Fon sistemine eleştiri
Fon sistemine yönelik olarak sosyal tarafların çeşitli endişeleri bulunuyor. Bunların başında, mevcut bir yıllık çalışmaya bir maaş ücreti sağlayacak prim oranının yüzde 8,33 gibi yüksek bir seviye olması geliyor. İşveren kesimi iş değişikliklerin hızlanmasının da endişe kaynağı olduğunu belirtiyor.
Mevcut çalışanların sisteme dahil edilmesi halinde birikmiş tutarların fonda karşılığı oluşacak şekilde aktarılması için ilave kaynak gerekirken bunun işçinin hak kaybı olmadan nasıl yapılacağına dair formül üretilmesi gerekiyor.
Sosyal taraflar farklı yönlerden endişeli
Kıdem tazminatının emeklilik fonu modeline göre yeniden şekillendirilmesi tartışmaları daha önce de yaşanmıştı. Sosyal taraflar bu dönemlerde de pozisyonlarını açıklamıştı.
TİSK: Kıdem tazminatında yapılacak düzenlemede, kıdem tazminatı, işsizlik sigortası ve iş güvencesi düzenlemelerinin tamamının gözden geçirileceği ve işverenlerin mevcut yüklerinin azaltılacağı bir çözüm bulunması gerektiği görüşünü savunuyor. TİSK, rekabet gücünün korunması, ilave maliyet-prim yükü oluşturulmaması yönünde çalışmaları talep ettiklerini kaydetmişti.

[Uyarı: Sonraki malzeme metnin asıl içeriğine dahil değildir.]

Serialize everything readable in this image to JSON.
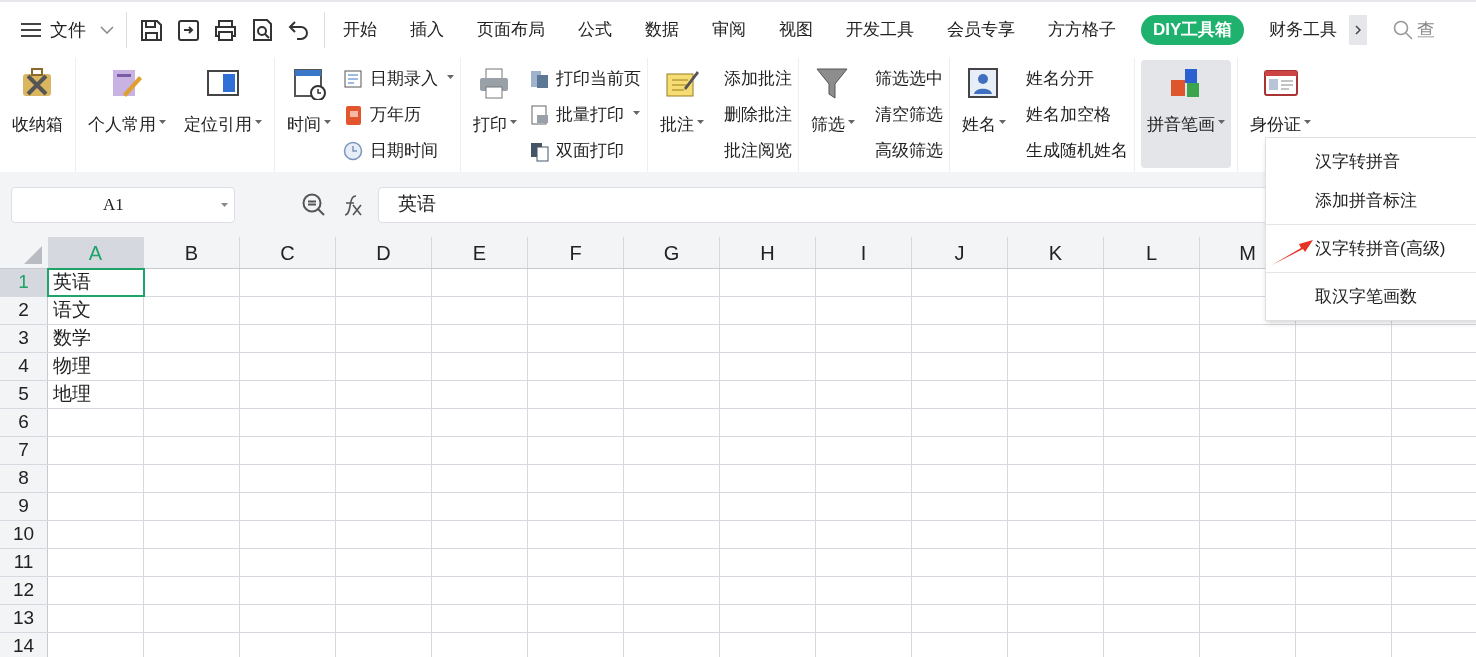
{
  "file_menu": {
    "label": "文件"
  },
  "tabs": [
    {
      "label": "开始",
      "selected": false
    },
    {
      "label": "插入",
      "selected": false
    },
    {
      "label": "页面布局",
      "selected": false
    },
    {
      "label": "公式",
      "selected": false
    },
    {
      "label": "数据",
      "selected": false
    },
    {
      "label": "审阅",
      "selected": false
    },
    {
      "label": "视图",
      "selected": false
    },
    {
      "label": "开发工具",
      "selected": false
    },
    {
      "label": "会员专享",
      "selected": false
    },
    {
      "label": "方方格子",
      "selected": false
    },
    {
      "label": "DIY工具箱",
      "selected": true
    },
    {
      "label": "财务工具",
      "selected": false
    }
  ],
  "search": {
    "placeholder": "查"
  },
  "ribbon": {
    "groups": [
      {
        "large": [
          {
            "label": "收纳箱",
            "dropdown": false,
            "expanded": false
          }
        ]
      },
      {
        "large": [
          {
            "label": "个人常用",
            "dropdown": true,
            "expanded": false
          },
          {
            "label": "定位引用",
            "dropdown": true,
            "expanded": false
          }
        ]
      },
      {
        "large": [
          {
            "label": "时间",
            "dropdown": true,
            "expanded": false
          }
        ],
        "small": [
          {
            "label": "日期录入",
            "dropdown": true,
            "kind": "icon_row"
          },
          {
            "label": "万年历",
            "dropdown": false,
            "kind": "icon_row"
          },
          {
            "label": "日期时间",
            "dropdown": false,
            "kind": "icon_row"
          }
        ]
      },
      {
        "large": [
          {
            "label": "打印",
            "dropdown": true,
            "expanded": false
          }
        ],
        "small": [
          {
            "label": "打印当前页",
            "dropdown": false,
            "kind": "icon_row"
          },
          {
            "label": "批量打印",
            "dropdown": true,
            "kind": "icon_row"
          },
          {
            "label": "双面打印",
            "dropdown": false,
            "kind": "icon_row"
          }
        ]
      },
      {
        "large": [
          {
            "label": "批注",
            "dropdown": true,
            "expanded": false
          }
        ],
        "small": [
          {
            "label": "添加批注",
            "dropdown": false,
            "kind": "text_row"
          },
          {
            "label": "删除批注",
            "dropdown": false,
            "kind": "text_row"
          },
          {
            "label": "批注阅览",
            "dropdown": false,
            "kind": "text_row"
          }
        ]
      },
      {
        "large": [
          {
            "label": "筛选",
            "dropdown": true,
            "expanded": false
          }
        ],
        "small": [
          {
            "label": "筛选选中",
            "dropdown": false,
            "kind": "text_row"
          },
          {
            "label": "清空筛选",
            "dropdown": false,
            "kind": "text_row"
          },
          {
            "label": "高级筛选",
            "dropdown": false,
            "kind": "text_row"
          }
        ]
      },
      {
        "large": [
          {
            "label": "姓名",
            "dropdown": true,
            "expanded": false
          }
        ],
        "small": [
          {
            "label": "姓名分开",
            "dropdown": false,
            "kind": "text_row"
          },
          {
            "label": "姓名加空格",
            "dropdown": false,
            "kind": "text_row"
          },
          {
            "label": "生成随机姓名",
            "dropdown": false,
            "kind": "text_row"
          }
        ]
      },
      {
        "large": [
          {
            "label": "拼音笔画",
            "dropdown": true,
            "expanded": true
          }
        ]
      },
      {
        "large": [
          {
            "label": "身份证",
            "dropdown": true,
            "expanded": false
          }
        ]
      }
    ]
  },
  "name_box": {
    "value": "A1"
  },
  "formula_bar": {
    "value": "英语"
  },
  "sheet": {
    "columns": [
      "A",
      "B",
      "C",
      "D",
      "E",
      "F",
      "G",
      "H",
      "I",
      "J",
      "K",
      "L",
      "M"
    ],
    "rows": [
      {
        "label": "1",
        "cells": [
          {
            "text": "英语",
            "selected": true
          }
        ]
      },
      {
        "label": "2",
        "cells": [
          {
            "text": "语文",
            "selected": false
          }
        ]
      },
      {
        "label": "3",
        "cells": [
          {
            "text": "数学",
            "selected": false
          }
        ]
      },
      {
        "label": "4",
        "cells": [
          {
            "text": "物理",
            "selected": false
          }
        ]
      },
      {
        "label": "5",
        "cells": [
          {
            "text": "地理",
            "selected": false
          }
        ]
      },
      {
        "label": "6"
      },
      {
        "label": "7"
      },
      {
        "label": "8"
      },
      {
        "label": "9"
      },
      {
        "label": "10"
      },
      {
        "label": "11"
      },
      {
        "label": "12"
      },
      {
        "label": "13"
      },
      {
        "label": "14"
      }
    ]
  },
  "dropdown_menu": {
    "sections": [
      [
        "汉字转拼音",
        "添加拼音标注"
      ],
      [
        "汉字转拼音(高级)"
      ],
      [
        "取汉字笔画数"
      ]
    ]
  }
}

TÜRK-İŞ: Kıdem tazminatının kaldırılmasına yönelik olarak her türlü girişime karşı mücadele edilmesi yönünde TÜRK-İŞ'in çeşitli genel kurul kararları bulunuyor. TÜRK-İŞ Başkanı Ergün Atalay, kıdem tazminatı tartışmalarında “geriye gidişi öneren” hiçbir düzenlemeyi kabul etmeyeceklerini, hatta tartışmayacaklarını belirtmişti. TÜRK-İŞ sadece “daha fazla kişinin kıdem tazminatından yararlanması” yönünde bir düzenlemeyi konuşabileceklerini belirtiyor.

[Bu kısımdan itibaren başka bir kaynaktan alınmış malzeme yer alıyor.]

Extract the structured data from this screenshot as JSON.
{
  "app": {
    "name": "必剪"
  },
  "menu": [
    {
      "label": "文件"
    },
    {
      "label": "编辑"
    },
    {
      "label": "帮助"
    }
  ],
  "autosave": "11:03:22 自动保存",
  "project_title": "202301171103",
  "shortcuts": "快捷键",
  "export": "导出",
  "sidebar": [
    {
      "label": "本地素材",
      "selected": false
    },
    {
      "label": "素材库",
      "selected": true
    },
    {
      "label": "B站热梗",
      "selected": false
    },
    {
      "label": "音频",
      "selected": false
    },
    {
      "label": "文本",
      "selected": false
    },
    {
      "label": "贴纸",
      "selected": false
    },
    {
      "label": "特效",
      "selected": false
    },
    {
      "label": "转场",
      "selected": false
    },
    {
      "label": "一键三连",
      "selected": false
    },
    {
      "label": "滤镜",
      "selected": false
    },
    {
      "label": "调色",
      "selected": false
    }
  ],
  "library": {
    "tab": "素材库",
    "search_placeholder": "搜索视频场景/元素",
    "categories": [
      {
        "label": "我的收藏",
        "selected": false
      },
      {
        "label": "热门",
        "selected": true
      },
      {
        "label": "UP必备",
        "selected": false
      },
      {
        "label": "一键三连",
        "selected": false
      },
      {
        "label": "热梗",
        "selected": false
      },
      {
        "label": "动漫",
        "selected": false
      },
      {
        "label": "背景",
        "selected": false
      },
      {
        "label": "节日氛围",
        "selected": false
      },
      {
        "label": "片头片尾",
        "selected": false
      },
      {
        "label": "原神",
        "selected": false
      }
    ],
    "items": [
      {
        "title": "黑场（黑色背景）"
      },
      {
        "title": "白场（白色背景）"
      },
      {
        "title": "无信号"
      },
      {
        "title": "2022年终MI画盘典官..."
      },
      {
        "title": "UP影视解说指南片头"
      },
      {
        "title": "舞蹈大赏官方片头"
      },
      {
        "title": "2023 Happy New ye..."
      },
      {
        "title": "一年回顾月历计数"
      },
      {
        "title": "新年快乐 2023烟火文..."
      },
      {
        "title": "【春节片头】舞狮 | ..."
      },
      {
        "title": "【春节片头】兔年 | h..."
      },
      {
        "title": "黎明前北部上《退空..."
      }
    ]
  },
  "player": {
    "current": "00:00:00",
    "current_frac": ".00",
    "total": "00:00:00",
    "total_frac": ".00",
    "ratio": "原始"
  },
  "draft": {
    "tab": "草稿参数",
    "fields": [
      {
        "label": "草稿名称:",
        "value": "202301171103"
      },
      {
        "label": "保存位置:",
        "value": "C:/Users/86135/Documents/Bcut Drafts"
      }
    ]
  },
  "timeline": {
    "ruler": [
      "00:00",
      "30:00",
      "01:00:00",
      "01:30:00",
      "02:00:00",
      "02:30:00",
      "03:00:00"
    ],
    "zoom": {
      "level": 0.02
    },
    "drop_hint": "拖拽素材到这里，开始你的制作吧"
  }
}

HAK-İŞ: Kıdem tazminatının bir yıl için bir ay olan seviyesinden geri düşmemesi ve herkesin yararlanabileceği bir sistemin kurulması, ayrıca mevcut çalışanların haklarının tam korunması şartıyla HAK-İŞ bir kıdem tazminat fonunun kurulmasına sıcak baktığını daha önce açıklamıştı. HAK-İŞ bu yönde atılacak adımlarda tam uzlaşma aranması gerektiğini de vurguluyor. DİSK: Kıdem tazminatının kaldırılması ya da fona dönüştürülmesi yönündeki girişimlere tamamen karşı çıkıyor. DİSK bu yönde genel kurul kararları da aldı. Son olarak 1 Mayıs bildirgesinde kıdem tazminatının kaldırılmasına karşı olduklarını tekrarladı.